EHT is a hospitality stapled group comprising Eagle Hospitality Reit (real estate investment trust) and Eagle Hospitality Business Trust.
It has an initial portfolio of 18 full-service hotel properties, with a total of 5,420 rooms and an aggregate valuation of $1.27 billion. Most are in the 30 largest metro areas in the United States, and almost all are branded Marriott, IHG and Hilton.
The Business Times had previously reported that EHT's IPO pricing of 78 US cents a unit was lower than an earlier indicative range of 80 to 81 US cents.
One market analyst noted that while EHT's public offer being undersubscribed is "quite a disappointing outcome", it was not entirely unexpected, as the timing of its IPO is very close to that of ARA Hospitality Trust's IPO launch, resulting in fatigue in the market and among investors.

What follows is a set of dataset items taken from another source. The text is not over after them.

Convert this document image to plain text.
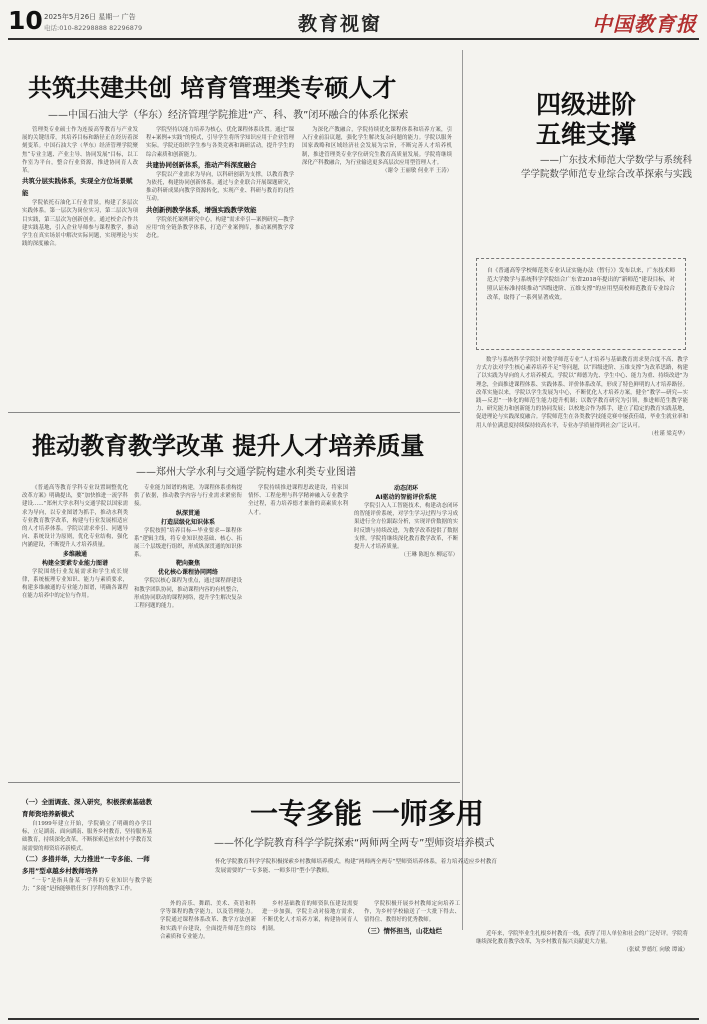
10 2025年5月26日 星期一 广告
电话:010-82298888 82296879	教育视窗	中国教育报
共筑共建共创 培育管理类专硕人才
——中国石油大学（华东）经济管理学院推进“产、科、教”闭环融合的体系化探索

管理类专业硕士作为连接高等教育与产业发展的关键纽带，其培养目标和路径正在经历着深刻变革。中国石油大学（华东）经济管理学院聚焦“专业主题、产业主导、协同发展”目标，以工作室为平台，整合行业资源，推进协同育人改革。

共筑分层实践体系，实现全方位场景赋能

学院依托石油化工行业背景，构建了多层次实践体系。第一层次为岗位实习，第二层次为项目实践，第三层次为创新创业。通过校企合作共建实践基地，引入企业导师参与课程教学，推动学生在真实场景中解决实际问题，实现理论与实践的深度融合。

学院坚持以能力培养为核心，优化课程体系设置。通过“课程+案例+实践”的模式，引导学生将所学知识应用于企业管理实际。学院还组织学生参与各类竞赛和调研活动，提升学生的综合素质和创新能力。

共建协同创新体系，推动产科深度融合

学院以产业需求为导向，以科研创新为支撑，以教育教学为依托，构建协同创新体系。通过与企业联合开展课题研究，推动科研成果向教学资源转化，实现产业、科研与教育的良性互动。

共创新例教学体系，增强实践教学效能

学院依托案例研究中心，构建“需求牵引—案例研究—教学应用”的全链条教学体系，打造产业案例库，推动案例教学常态化。

为深化产教融合，学院持续优化课程体系和培养方案，引入行业前沿议题，强化学生解决复杂问题的能力。学院以服务国家战略和区域经济社会发展为宗旨，不断完善人才培养机制，推进管理类专业学位研究生教育高质量发展。学院将继续深化产科教融合，为行业输送更多高层次应用型管理人才。

（谢令 王丽敏 何业平 王涛）

四级进阶
五维支撑
——广东技术师范大学数学与系统科
学学院数学师范专业综合改革探索与实践
自《普通高等学校师范类专业认证实施办法（暂行）》发布以来，广东技术师范大学数学与系统科学学院结合广东省2018年提出的“新师范”建设目标，对照认证标准持续推动“四级进阶、五维支撑”的应用型高校师范教育专业综合改革，取得了一系列显著成效。

数学与系统科学学院针对数学师范专业“人才培养与基础教育需求契合度不高、教学方式方法对学生核心素养培养不足”等问题，以“四级进阶、五维支撑”为改革思路，构建了以实践为导向的人才培养模式。学院以“师德为先、学生中心、能力为重、持续改进”为理念，全面推进课程体系、实践体系、评价体系改革，形成了特色鲜明的人才培养路径。改革实施以来，学院以学生发展为中心，不断优化人才培养方案，健全“教学—研究—实践—反思”一体化的师范生能力提升机制；以数学教育研究为引领，推进师范生教学能力、研究能力和创新能力的协同发展；以校地合作为抓手，建立了稳定的教育实践基地，促进理论与实践深度融合。学院师范生在各类教学技能竞赛中屡获佳绩，毕业生就业率和用人单位满意度持续保持较高水平，专业办学质量得到社会广泛认可。

（杜谨 梁克华）

推动教育教学改革 提升人才培养质量
——郑州大学水利与交通学院构建水利类专业图谱

《普通高等教育学科专业设置调整优化改革方案》明确提出，要“加快推进一流学科建设……”郑州大学水利与交通学院以国家需求为导向，以专业图谱为抓手，推动水利类专业教育教学改革，构建与行业发展相适应的人才培养体系。学院以需求牵引、问题导向、系统设计为原则，优化专业结构，强化内涵建设，不断提升人才培养质量。

多维融通
构建全要素专业能力图谱

学院围绕行业发展需求和学生成长规律，系统梳理专业知识、能力与素质要求，构建多维融通的专业能力图谱，明确各课程在能力培养中的定位与作用。

专业能力图谱的构建，为课程体系重构提供了依据，推动教学内容与行业需求紧密衔接。

纵深贯通
打造层级化知识体系

学院按照“培养目标—毕业要求—课程体系”逻辑主线，将专业知识按基础、核心、拓展三个层级进行组织，形成纵深贯通的知识体系。

靶向聚焦
优化核心课程协同网络

学院以核心课程为重点，通过课程群建设和教学团队协同，推动课程内容的有机整合，形成协同联动的课程网络，提升学生解决复杂工程问题的能力。

学院持续推进课程思政建设，将家国情怀、工程伦理与科学精神融入专业教学全过程，着力培养德才兼备的高素质水利人才。

动态闭环
AI驱动的智能评价系统

学院引入人工智能技术，构建动态闭环的智能评价系统，对学生学习过程与学习成果进行全方位跟踪分析，实现评价数据的实时反馈与持续改进，为教学改革提供了数据支撑。学院将继续深化教育教学改革，不断提升人才培养质量。

（王琳 陈旭东 柳运军）

一专多能 一师多用
——怀化学院教育科学学院探索“两师两全两专”型师资培养模式
怀化学院教育科学学院积极探索乡村教师培养模式，构建“两师两全两专”型师资培养体系，着力培养适应乡村教育发展需要的“一专多能、一师多用”型小学教师。

（一）全面调查、深入研究，积极探索基础教育师资培养新模式

自1999年建立开始，学院确立了明确的办学目标，立足湖南、面向湖南、服务乡村教育，坚持服务基础教育，持续深化改革，不断探索适应农村小学教育发展需要的师资培养新模式。

（二）多措并举，大力推进“一专多能、一师多用”型卓越乡村教师培养

“一专”是指具备某一学科的专业知识与教学能力；“多能”是指能够胜任多门学科的教学工作。

外的音乐、舞蹈、美术、英语和科学等课程的教学能力，以及管理能力。学院通过课程体系改革、教学方法创新和实践平台建设，全面提升师范生的综合素质和专业能力。

乡村基础教育的师资队伍建设需要进一步加强，学院主动对接地方需求，不断优化人才培养方案，构建协同育人机制。

学院积极开展乡村教师定向培养工作，为乡村学校输送了一大批下得去、留得住、教得好的优秀教师。

（三）情怀担当，山花灿烂	近年来，学院毕业生扎根乡村教育一线，获得了用人单位和社会的广泛好评。学院将继续深化教育教学改革，为乡村教育振兴贡献更大力量。

（张斌 罗德红 向敏 谭诚）
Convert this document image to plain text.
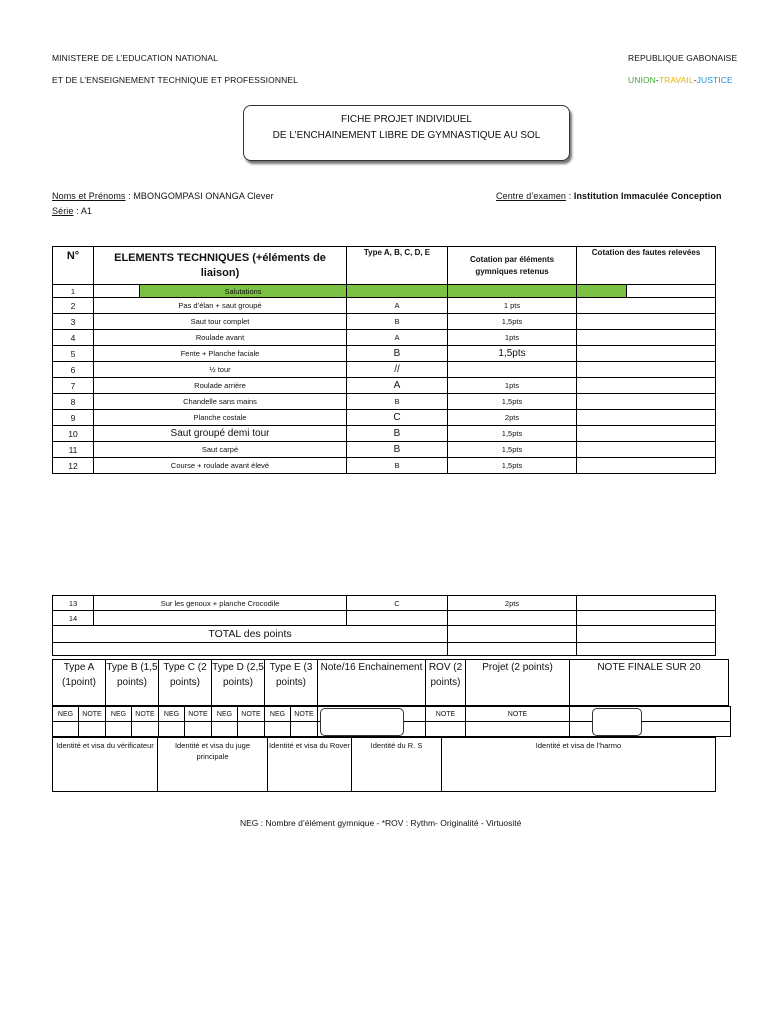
MINISTERE DE L’EDUCATION NATIONAL
ET DE L’ENSEIGNEMENT TECHNIQUE ET PROFESSIONNEL
REPUBLIQUE GABONAISE
UNION-TRAVAIL-JUSTICE
FICHE PROJET INDIVIDUEL
DE L’ENCHAINEMENT LIBRE DE GYMNASTIQUE AU SOL
Noms et Prénoms : MBONGOMPASI ONANGA Clever
Série : A1
Centre d’examen : Institution Immaculée Conception
N°	ELEMENTS TECHNIQUES (+éléments de liaison)		Type A, B, C, D, E	Cotation par éléments gymniques retenus	Cotation des fautes relevées	
1		Salutations				
2	Pas d’élan + saut groupé		A	1 pts		
3	Saut tour complet		B	1,5pts		
4	Roulade avant		A	1pts		
5	Fente + Planche faciale		B	1,5pts		
6	½ tour		//			
7	Roulade arrière		A	1pts		
8	Chandelle sans mains		B	1,5pts		
9	Planche costale		C	2pts		
10	Saut groupé demi tour		B	1,5pts		
11	Saut carpé		B	1,5pts		
12	Course + roulade avant élevé		B	1,5pts		
13	Sur les genoux + planche Crocodile	C	2pts	
14				
TOTAL des points				

Type A (1point)	Type B (1,5 points)	Type C (2 points)	Type D (2,5 points)	Type E (3 points)	Note/16 Enchainement	ROV (2 points)	Projet (2 points)	NOTE FINALE SUR 20
NEG	NOTE	NEG	NOTE	NEG	NOTE	NEG	NOTE	NEG	NOTE		NOTE	NOTE	

Identité et visa du vérificateur	Identité et visa du juge principale	Identité et visa du Rover	Identité du R. S	Identité et visa de l’harmo
NEG : Nombre d’élément gymnique - *ROV : Rythm- Originalité - Virtuosité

Earlier this month, ARA US Hospitality Trust priced the IPO of its 38 Hyatt select-service US hotels at 88 US cents per stapled security, and began trading on May 9. Units in the trust closed unchanged yesterday, at 86.5 US cents.
The analyst also said there might be lower visibility and understanding of EHT's underlying assets, and noted that the downward revision of EHT's IPO price "usually sends a weaker signal" to the market.
Still, Mr Salvatore Takoushian, chief executive and president of the managers, told The Business Times last week that the lower-than-indicated IPO price was meant to "attract certain investors" and offer "more potential upside" to investors.